23 décembre 2008
JOYEUSES FETES !
Un petit post pour vous souhaiter à tous de très bonnes fêtes, avec les sacs à tapin, les bûches hypercaloriques, las saumons d'élevages sous prozac et les familles qui rigolent parce qu'elles ont du sang dans l'alcool !
Pour ma part, je me suis déboitée l'épaule (un rêve de douceur comme vous pouvez imaginer), j'ai enchaîné sur mon déménagement et là, à l'instant, me voici de retour sur Toulon. Retrouvailles et levers de coudes en persepective...donc très bonnes fêtes et au prochain dessin ! ;)
14 décembre 2008
Voici quelques dessins completement "numériques" ! Pour moi c'est un peu nouveau alors je vous présente les essais au fur et à mesure qu'ils arrivent. Mais rien ne remplacera le contact du papier et de l'encre, disons-le !
05 décembre 2008
La folie qui nous traine...
03 décembre 2008
Des images et des mots de minuit pour les insomniaques sentimentaux
Voilà les illustrations proposées à Julien Le Meur pour ses poèmes, dont voilà un extrait :
Geôles.
Le rire renfrogné par les désillusions
mon coeur est meurtri, sans passion.
Dans la caverne du désordre
Funambule taciturne
Si j'y entends ma voix
Je n'y entends plus la tienne.
Mes rideaux sont deux nattes
Découpées au scalpel
Ma fenêtre, une meurtrière
Qui me protège de leur Rue
Cette rue sale en croisade.
Poésie de l’œsophage
Les spires,
Les aléas,
Les brimades,
Les roucoulades
Les voyages,
Les espoirs,
Les vicissitudes
Et autres pléiades
Les denrées rares,
La famine,
Le désespoir,
Les latrines
Les certitudes,
Affreusement dangereuses,
La fierté des gueuses.
Ma joie
Deux meurent...
Dents de scie
Sismographe
Des demeures
Ou l'on ne dort pas la nuit
Et les insomnies
Caracolent
Et racolent
Le cauchemar très vif
Me prend et s'empare
Du sommeil chétif
Brimé par le salut
Se change en rêve éveillé
Et ce pesant vécu.
Extrait d'ambiance
Comme promis, voilà un extrait d''Impasses', de Camille Pouyet !
"Avertissement légèrement emphatique.
Les textes qui vont suivre, morcelés et puants comme un renvoi de bile sont issus des égouts de mon esprit.

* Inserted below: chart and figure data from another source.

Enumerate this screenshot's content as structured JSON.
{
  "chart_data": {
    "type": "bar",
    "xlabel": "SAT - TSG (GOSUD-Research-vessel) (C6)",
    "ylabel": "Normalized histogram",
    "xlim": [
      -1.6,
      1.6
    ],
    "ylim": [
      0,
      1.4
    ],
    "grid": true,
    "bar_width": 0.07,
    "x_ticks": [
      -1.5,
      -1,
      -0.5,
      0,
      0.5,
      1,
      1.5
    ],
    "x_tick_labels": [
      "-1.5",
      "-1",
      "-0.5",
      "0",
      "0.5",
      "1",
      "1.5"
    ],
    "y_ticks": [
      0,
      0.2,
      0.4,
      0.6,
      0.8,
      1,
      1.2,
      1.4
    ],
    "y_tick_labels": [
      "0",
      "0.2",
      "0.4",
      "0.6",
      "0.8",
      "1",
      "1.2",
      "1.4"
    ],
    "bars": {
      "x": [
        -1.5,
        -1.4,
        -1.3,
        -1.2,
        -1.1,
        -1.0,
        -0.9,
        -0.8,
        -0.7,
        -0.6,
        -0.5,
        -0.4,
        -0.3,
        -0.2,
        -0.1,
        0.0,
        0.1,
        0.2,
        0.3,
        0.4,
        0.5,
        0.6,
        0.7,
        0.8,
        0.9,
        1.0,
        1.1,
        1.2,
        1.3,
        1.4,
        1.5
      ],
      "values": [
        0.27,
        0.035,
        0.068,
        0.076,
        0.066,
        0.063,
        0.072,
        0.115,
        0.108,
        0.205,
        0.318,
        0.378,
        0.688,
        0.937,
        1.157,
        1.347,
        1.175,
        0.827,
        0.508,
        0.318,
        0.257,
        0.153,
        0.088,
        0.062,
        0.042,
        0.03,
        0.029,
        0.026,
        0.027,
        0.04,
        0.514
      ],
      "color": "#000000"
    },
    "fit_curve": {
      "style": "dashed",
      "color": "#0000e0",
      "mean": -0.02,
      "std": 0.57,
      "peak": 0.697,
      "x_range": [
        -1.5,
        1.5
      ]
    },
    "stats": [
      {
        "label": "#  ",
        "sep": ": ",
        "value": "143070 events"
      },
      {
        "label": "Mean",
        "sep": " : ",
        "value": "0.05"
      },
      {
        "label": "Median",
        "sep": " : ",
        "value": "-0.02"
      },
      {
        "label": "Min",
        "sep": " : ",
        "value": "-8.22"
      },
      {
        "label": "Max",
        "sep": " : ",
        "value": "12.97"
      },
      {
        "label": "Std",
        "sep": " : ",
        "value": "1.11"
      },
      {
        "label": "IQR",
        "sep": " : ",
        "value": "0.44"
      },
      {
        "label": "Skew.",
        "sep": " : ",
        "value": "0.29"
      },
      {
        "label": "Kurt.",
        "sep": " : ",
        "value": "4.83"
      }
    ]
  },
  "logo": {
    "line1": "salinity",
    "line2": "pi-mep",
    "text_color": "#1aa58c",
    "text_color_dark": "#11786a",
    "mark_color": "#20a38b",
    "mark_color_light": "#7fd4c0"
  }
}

Ce que je vous inflige, c’est une prose nauséabonde, des fantasmes douloureux -charriés comme du sang corrompu dans les insanes canalisations de ces lignes- que je dévide sur la page comme autant de viscères putrides. L’idée fut –initialement- de matérialiser la fange qui fermente en moi pour lui donner un coup d’oxygène et éviter l’asphyxie de ses gaz délétères. Mais il s’agit aussi d’un plaisir malsain, sans doute un peu masochiste, de regarder en face ma propre merde. La matière fécale qui est l’écume noire de mes désirs inassouvis, de frustrations quotidiennes, de débris du passé et de tout ce qui n’a pu vivre à temps dehors, à l’air libre, et croître sainement dans une lumière sans entraves.
A travers ces textes je me regarde en face et je suis laid. Puissiez-vous reconnaître en eux votre propre laideur, même de loin, avec un peu de cette méfiance mesurée qui est un acquiescement tacite et cette confrontation pénible n’aura pas été vaine.
Mais sachez ne pas revenir sur un mot, sur un lambeau de phrase qui vous aura mordu comme un cancer, détournez les yeux et finissez cette lecture au plus vite. Qu’on me lise une fois et qu’on jette mon texte aux ordures. Il ne mérite pas d’autres égards.
Il y a à boire et à manger, c’est un triste buffet. On vous sert des petits fours avariés, les fauteuils sont crevés. Il fait froid, on n’entend que des propos désagréables. On voudrait partir, mais on avait promis. Il y a un type qui vous tient la jambe et c’est l’horreur, il vous parle de peinture et vous ne voyez que de mauvais rejets de couleurs mal agencés ; l’ensemble vous évoque une décharge, un dépotoir. On s’est bien moqué de vous.
Vous êtes chez moi. La déco est pourrie, la bouffe laisse à désirer. Une soirée ratée."